Verdadeiros nomes – Basta chamar estas coisas por seus verdadeiros nomes,
que são orgulho, humilhações, violências, cobiças, mentiras, hipocrisia,
imundices, superficialidades, embriaguez de todo tipo (pode-se estar ébrio não
só de vinho ou de drogas, mas também da própria beleza, da própria
inteligência, de si mesmo, que é a pior embriaguez!). Então se percebe
imediatamente que o discurso também é para nós, é para cada homem que nesta
situação deseja e espera a salvação de Deus.
Significa – Endireitar um caminho para o Senhor, portanto, tem um
significado bastante concreto: significa empreender a reforma da nossa vida,
converter-se. Em sentido moral, o que se deve aplanar e os obstáculos que se
deve retirar são o orgulho – que leva a ser impiedoso, sem amor para com os
demais – a injustiça – que engana o próximo – além de rancores, vinganças,
traições no amor. São vales cheios de preguiça, incapacidade de impor-se um
mínimo de esforço, todo pecado de omissão.
Montes – A palavra de Deus jamais nos esmaga sob um monte de
deveres sem dar-nos ao mesmo tempo a segurança.
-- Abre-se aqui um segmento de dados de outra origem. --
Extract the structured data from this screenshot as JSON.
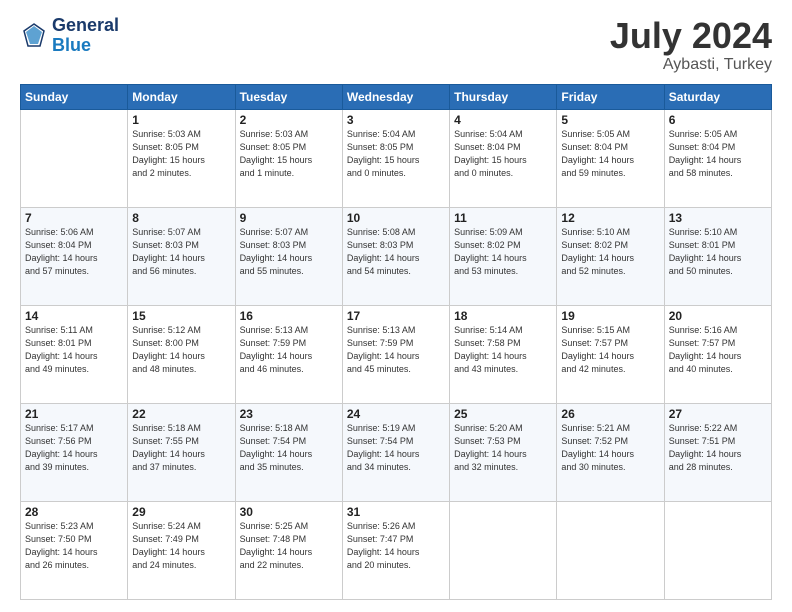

O profeta Baruc diz que Deus “dispôs
que sejam abaixados os montes e as colinas, e enchidos os vales para que se una
o solo, para que Israel caminhe com segurança sob a glória divina". Deus
abaixa, Deus enche, Deus traça o caminho; é tarefa nossa corresponder à sua
ação, recordando que “quem nos criou sem nós, não nos salva sem nos”.